The most famous use of the Insurrection Act came in 1957, when President Dwight Eisenhower federalized the Arkansas National Guard and sent the 101st Airborne Division to Little Rock to integrate its schools. This order followed the Supreme Court's landmark decision three years earlier in Brown v. Board of Education, which declared segregated schools unconstitutional.
The Supreme Court generally defers to the president's judgment in invoking the law.
There isn't much historical precedent for interpreting laws like the Insurrection Act, Banks said. And the reason, ironically, is that the courts have given the president so much leeway to decide when it is or is not necessary to use the military.
Trump also wants to reopen an old fight over the right to citizenship, a right settled since the Supreme Court ruled in 1898 that people born on American soil are citizens, even if their parents are not.
The president-elect has long denounced the right to citizenship, protected by the 14th Amendment.
Still, his allies are considering ordering the State Department to deny passports to children of undocumented parents and strengthening tourist visa requirements to crack down on birth tourism, close sources told CNN in December of the project. Denying passports to people born in the United States would trigger immediate legal action.
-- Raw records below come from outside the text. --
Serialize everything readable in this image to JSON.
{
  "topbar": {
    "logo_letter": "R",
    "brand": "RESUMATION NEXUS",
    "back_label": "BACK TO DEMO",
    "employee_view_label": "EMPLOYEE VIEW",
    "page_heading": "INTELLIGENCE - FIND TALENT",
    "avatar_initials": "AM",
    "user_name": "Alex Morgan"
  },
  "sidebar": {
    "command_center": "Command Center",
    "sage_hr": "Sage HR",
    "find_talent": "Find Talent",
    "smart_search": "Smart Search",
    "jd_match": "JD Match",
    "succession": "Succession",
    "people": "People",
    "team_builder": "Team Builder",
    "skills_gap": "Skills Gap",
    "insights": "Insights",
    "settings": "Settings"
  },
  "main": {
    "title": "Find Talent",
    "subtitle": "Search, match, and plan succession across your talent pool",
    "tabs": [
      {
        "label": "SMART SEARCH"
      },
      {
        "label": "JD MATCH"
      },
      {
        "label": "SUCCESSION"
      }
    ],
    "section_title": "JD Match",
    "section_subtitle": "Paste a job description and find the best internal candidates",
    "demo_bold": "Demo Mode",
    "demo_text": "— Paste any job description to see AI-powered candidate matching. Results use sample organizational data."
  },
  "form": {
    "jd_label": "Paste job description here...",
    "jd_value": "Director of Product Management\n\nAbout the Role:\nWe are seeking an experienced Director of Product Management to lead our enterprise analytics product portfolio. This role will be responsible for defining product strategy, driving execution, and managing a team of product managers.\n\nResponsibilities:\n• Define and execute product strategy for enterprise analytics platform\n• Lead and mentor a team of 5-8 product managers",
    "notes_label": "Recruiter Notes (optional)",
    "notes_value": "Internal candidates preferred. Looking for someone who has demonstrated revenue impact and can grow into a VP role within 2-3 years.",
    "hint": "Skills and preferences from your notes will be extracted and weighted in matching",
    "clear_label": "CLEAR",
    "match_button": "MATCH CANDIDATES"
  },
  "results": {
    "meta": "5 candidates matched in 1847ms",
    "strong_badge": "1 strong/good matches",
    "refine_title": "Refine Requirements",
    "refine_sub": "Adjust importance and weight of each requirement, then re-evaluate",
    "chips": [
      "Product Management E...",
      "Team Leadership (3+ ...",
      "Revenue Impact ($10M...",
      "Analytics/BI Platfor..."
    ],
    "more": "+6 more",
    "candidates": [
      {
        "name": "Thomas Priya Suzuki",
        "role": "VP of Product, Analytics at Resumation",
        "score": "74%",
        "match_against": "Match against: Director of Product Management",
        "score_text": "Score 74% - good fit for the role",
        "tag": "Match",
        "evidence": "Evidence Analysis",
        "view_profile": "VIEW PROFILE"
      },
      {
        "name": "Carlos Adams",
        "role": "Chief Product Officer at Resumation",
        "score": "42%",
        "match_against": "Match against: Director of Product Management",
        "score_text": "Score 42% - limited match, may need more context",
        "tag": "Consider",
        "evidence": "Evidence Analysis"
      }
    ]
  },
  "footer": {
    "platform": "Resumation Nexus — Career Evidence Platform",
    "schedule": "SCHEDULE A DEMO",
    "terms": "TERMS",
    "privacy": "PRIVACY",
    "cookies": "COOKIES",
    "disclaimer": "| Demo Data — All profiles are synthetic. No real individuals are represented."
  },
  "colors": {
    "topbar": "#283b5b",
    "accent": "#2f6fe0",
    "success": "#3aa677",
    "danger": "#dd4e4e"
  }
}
Last year, Trump described longstanding protections for the native-born as based on historical myth and a willful misinterpretation of the law.
But legal experts on both sides of the political spectrum say history would work against Trump.
If the Supreme Court sticks to its historic and traditional approach, it will not uphold an executive order denying citizenship rights to the children of unauthorized aliens, said Rogers Smith, a professor at the University of Pennsylvania. There is no history or tradition supporting such executive action, and there is a long history and tradition of recognizing these children as birthright citizens.